Nov. 9: U.S. regulators reportedly begins investigating FTX.
Along with its liquidity crisis, the Securities and Exchange Commission and the Commodity Futures Trading Commission started investigating the company's relationships with sister entities Alameda Research and FTX US, as well as allegations that the company mishandled customer funds.
Nov. 9: FTX’s bad luck spreads to the rest of the crypto industry.
Crypto.com stopped withdrawals of USDC and USDT on the Solana blockchain Wednesday out of an “abundance of caution,” CEO Kris Marszalek wrote on Twitter, citing FTX’s role in trading Solana-based stablecoins and operating a Solana bridge. Solend, one of the larger Solana lending protocols, reported it was having problems liquidating part of a large loan Wednesday morning. It also disabled all borrowing, according to its website.

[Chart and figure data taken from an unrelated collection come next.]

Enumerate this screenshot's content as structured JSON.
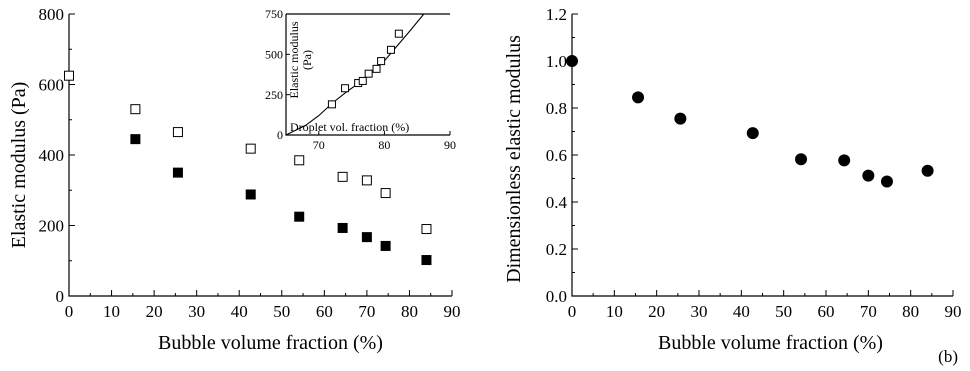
{
  "panel_label_b": "(b)",
  "chart_data": [
    {
      "type": "scatter",
      "title": "",
      "xlabel": "Bubble volume fraction (%)",
      "ylabel": "Elastic modulus (Pa)",
      "xlim": [
        0,
        90
      ],
      "ylim": [
        0,
        800
      ],
      "xticks": [
        0,
        10,
        20,
        30,
        40,
        50,
        60,
        70,
        80,
        90
      ],
      "yticks": [
        0,
        200,
        400,
        600,
        800
      ],
      "grid": false,
      "legend": "none",
      "series": [
        {
          "marker": "open-square",
          "x": [
            0,
            15.6,
            25.6,
            42.7,
            54.1,
            64.3,
            70,
            74.4,
            84
          ],
          "y": [
            625,
            530,
            465,
            418,
            385,
            338,
            328,
            292,
            190
          ]
        },
        {
          "marker": "filled-square",
          "x": [
            15.6,
            25.6,
            42.7,
            54.1,
            64.3,
            70,
            74.4,
            84
          ],
          "y": [
            445,
            350,
            288,
            225,
            193,
            167,
            142,
            102
          ]
        }
      ],
      "inset": {
        "type": "scatter",
        "xlabel": "Droplet vol. fraction (%)",
        "ylabel": "Elastic modulus\n(Pa)",
        "xlim": [
          65,
          90
        ],
        "ylim": [
          0,
          750
        ],
        "xticks": [
          70,
          80,
          90
        ],
        "yticks": [
          0,
          250,
          500,
          750
        ],
        "series": [
          {
            "marker": "open-square",
            "x": [
              72,
              74,
              76,
              76.7,
              77.6,
              78.8,
              79.5,
              81,
              82.2
            ],
            "y": [
              190,
              290,
              322,
              335,
              380,
              410,
              458,
              528,
              628
            ]
          }
        ],
        "fit_line": {
          "x": [
            65,
            68,
            70,
            72,
            74,
            76,
            78,
            80,
            82,
            84,
            86
          ],
          "y": [
            0,
            60,
            120,
            195,
            260,
            320,
            390,
            460,
            555,
            650,
            750
          ]
        }
      }
    },
    {
      "type": "scatter",
      "title": "",
      "xlabel": "Bubble volume fraction (%)",
      "ylabel": "Dimensionless elastic modulus",
      "xlim": [
        0,
        90
      ],
      "ylim": [
        0,
        1.2
      ],
      "xticks": [
        0,
        10,
        20,
        30,
        40,
        50,
        60,
        70,
        80,
        90
      ],
      "yticks": [
        "0.0",
        "0.2",
        "0.4",
        "0.6",
        "0.8",
        "1.0",
        "1.2"
      ],
      "grid": false,
      "legend": "none",
      "series": [
        {
          "marker": "filled-circle",
          "x": [
            0,
            15.6,
            25.6,
            42.7,
            54.1,
            64.3,
            70,
            74.4,
            84
          ],
          "y": [
            1.0,
            0.845,
            0.755,
            0.693,
            0.582,
            0.577,
            0.512,
            0.487,
            0.533
          ]
        }
      ]
    }
  ]
}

Nov. 10: Alameda Research falls.
Bankman-Fried announced that Alameda Research would wind down trading on Thursday as a hail-Mary effort to save FTX. “I fucked up, and should have done better,” he said in a Twitter thread announcing the move. “[R]ight now, we're spending the week doing everything we can to raise liquidity. I can’t make any promises about that.” The company was also weighing bankruptcy.
Nov. 10: FTX scrambles for cash.
According to a Reuters report, FTX sought around $9.4 billion in rescue funds from investors, seeking liquidity as many users pulled out their holdings. Bankman-Fried was reportedly in talks to raise cash from rival exchange OKX and stablecoin issuer Tether. He also sought a cash infusion from current FTX investors, including Sequoia Capital. He did manage to strike a deal with Justin Sun, the founder of blockchain network Tron, to allow holders of Tron-related tokens to withdraw their holdings from FTX.

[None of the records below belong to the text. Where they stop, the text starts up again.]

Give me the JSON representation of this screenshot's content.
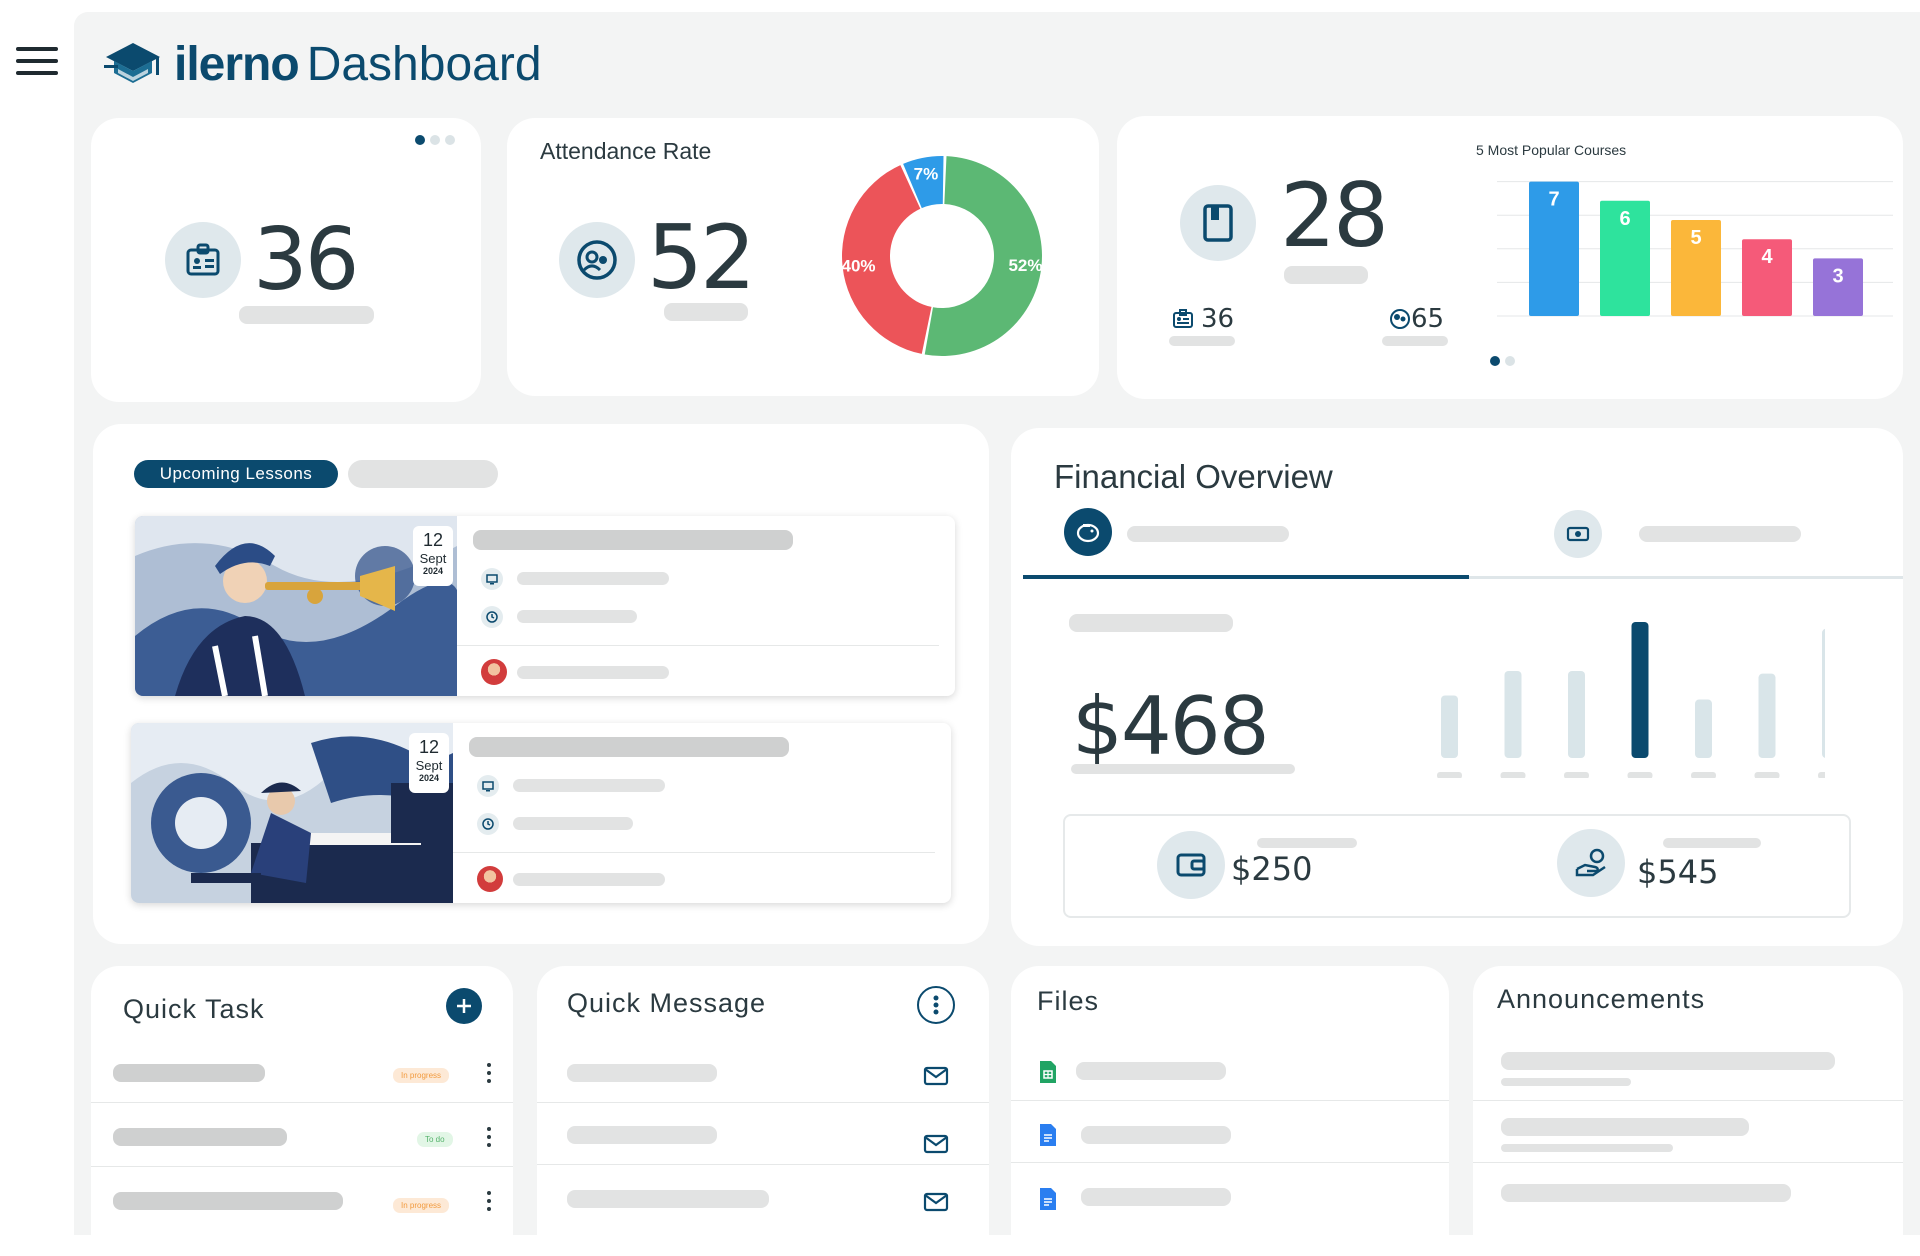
{
  "app": {
    "logo_text": "ilerno",
    "title": "Dashboard"
  },
  "stats": {
    "students_total": "36",
    "attendance": {
      "title": "Attendance Rate",
      "value": "52",
      "slices": [
        {
          "label": "52%",
          "value": 52,
          "color": "#5cb874"
        },
        {
          "label": "40%",
          "value": 40,
          "color": "#ec5459"
        },
        {
          "label": "7%",
          "value": 7,
          "color": "#2e9be8"
        }
      ]
    },
    "courses": {
      "value": "28",
      "sub_left": "36",
      "sub_right": "65"
    }
  },
  "chart_data": {
    "type": "bar",
    "title": "5 Most Popular Courses",
    "categories": [
      "",
      "",
      "",
      "",
      ""
    ],
    "values": [
      7,
      6,
      5,
      4,
      3
    ],
    "colors": [
      "#2e9be8",
      "#2ee39d",
      "#fbb73a",
      "#f55a79",
      "#9673d8"
    ],
    "ylim": [
      0,
      7.5
    ],
    "grid": true
  },
  "lessons": {
    "tab_active": "Upcoming Lessons",
    "items": [
      {
        "day": "12",
        "month": "Sept",
        "year": "2024",
        "subject": "trumpet"
      },
      {
        "day": "12",
        "month": "Sept",
        "year": "2024",
        "subject": "piano"
      }
    ]
  },
  "financial": {
    "title": "Financial Overview",
    "amount": "$468",
    "bars": [
      0.46,
      0.64,
      0.64,
      1.0,
      0.43,
      0.62,
      0.95
    ],
    "highlight_index": 3,
    "sub_left": "$250",
    "sub_right": "$545"
  },
  "quick_task": {
    "title": "Quick Task",
    "items": [
      {
        "status": "In progress",
        "type": "prog"
      },
      {
        "status": "To do",
        "type": "todo"
      },
      {
        "status": "In progress",
        "type": "prog"
      }
    ]
  },
  "quick_message": {
    "title": "Quick Message"
  },
  "files": {
    "title": "Files"
  },
  "announcements": {
    "title": "Announcements"
  },
  "colors": {
    "brand": "#0b4a6e",
    "background": "#f3f4f4",
    "skeleton": "#e2e3e3"
  }
}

Nov. 10: FTX US warns of potential trading pause.
Despite Bankman-Fried saying in a Twitter thread that FTX US “was not financially impacted by this shitshow” and was “100% liquid,” a banner on the top of FTX US website reads “trading may be halted on FTX US in a few days. Please close down any positions you want to close down. Withdrawals are and will remain open.”
Nov. 11: FTX files for bankruptcy and Bankman-Fried steps down.

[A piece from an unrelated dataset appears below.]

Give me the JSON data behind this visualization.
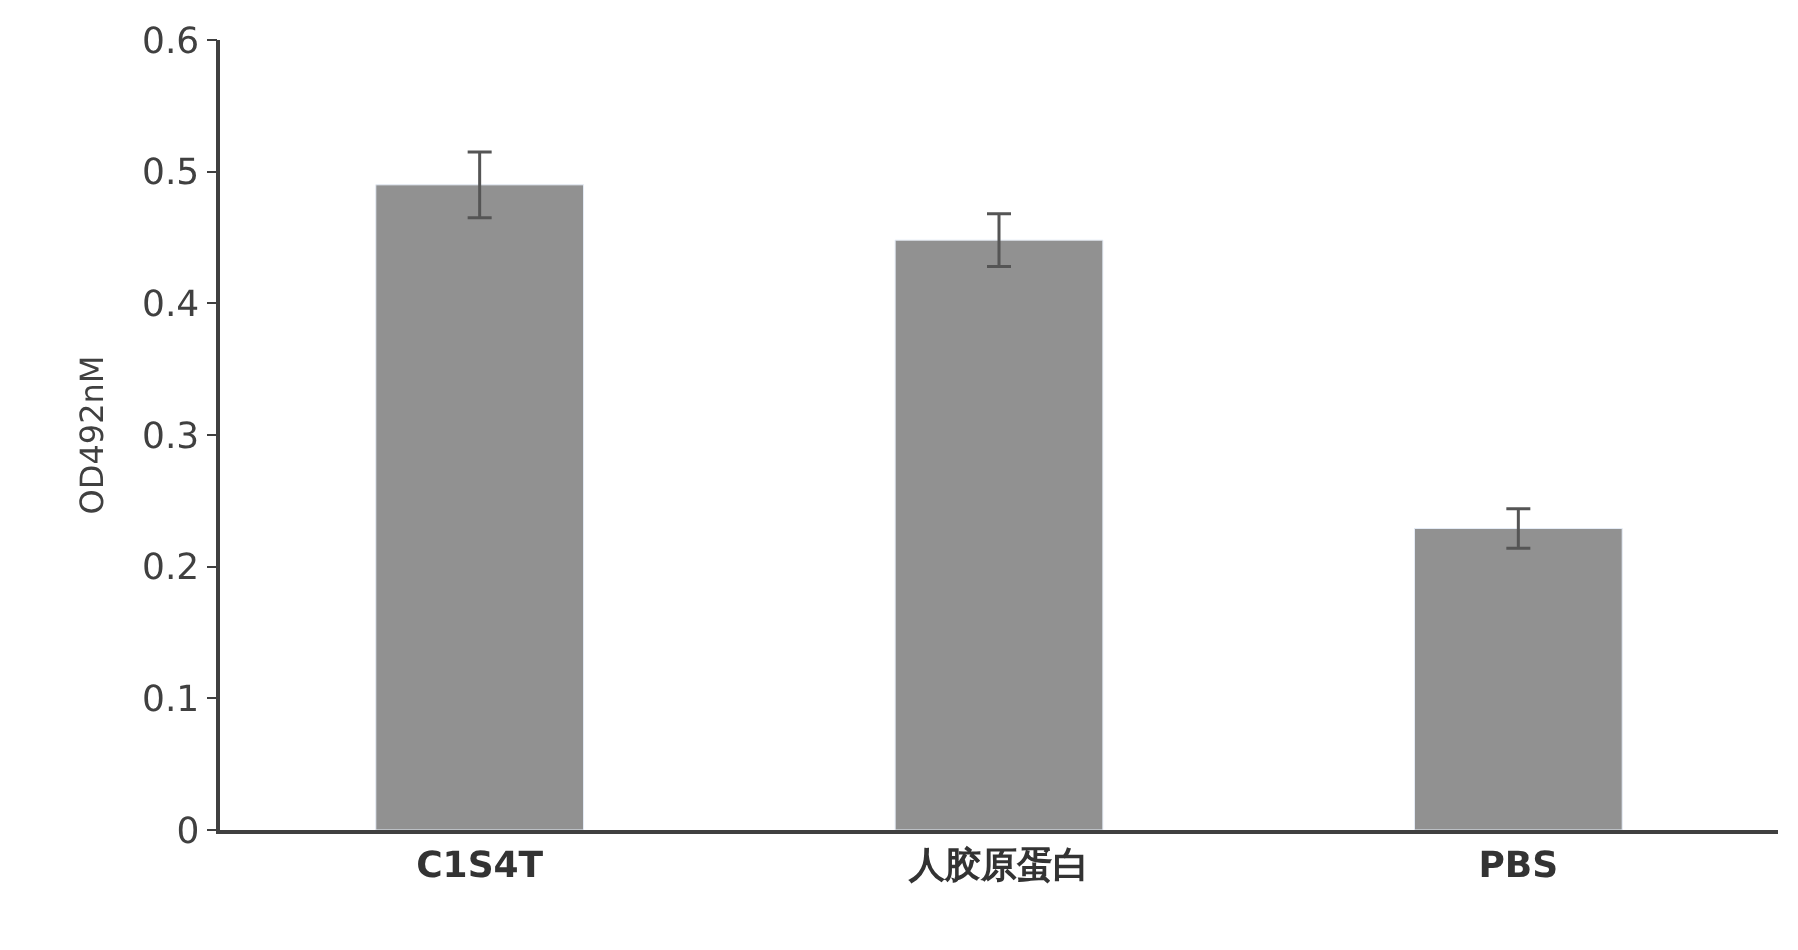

FTX filed for Chapter 11 bankruptcy. The company also announced that Bankman-Fried resigned as CEO. FTX, Alameda Research, and roughly 130 affiliated companies started bankruptcy proceedings "to review and monetize assets for the benefit of all global stakeholders,” the company announced on Twitter. The filing includes FTX US, despite Bankman-Fried previously stating that the operation was isolated from the financial chaos of FTX as a whole. John J. Ray III, a lawyer who helped run Enron post-bankruptcy, has been named CEO of the FTX Group. Bankman-Fried will remain “to assist in an orderly transition."
Nov. 12: Customer funds go missing.
According to a report by Reuters, at least $1 billion in funds from FTX customer accounts has gone missing. After Bankman-Fried moved $10 billion of customer funds from FTX to Alameda Research, a large chunk of that sum (between $1 and $2 billion) vanished. Separately, FTX said it's investigating "unauthorized transactions" after blockchain analytics firm Elliptic said $473 million in assets were "moved out of FTX wallets in suspicious circumstances early this morning." In a tweet that morning, FTX US general counsel Ryne Miller said the company "initiated precautionary steps to move all digital assets to cold storage."
Nov. 13: Bahamian authorities get involved.
Police in the Bahamas, where FTX is based, said they are working with the Bahamas Securities Commission on a investigation of the company to determine if "any criminal misconduct occurred." FTX co-founder Sam Bankman-Fried was interviewed by Bahamian police and regulators on Nov. 12, Bloomberg reported.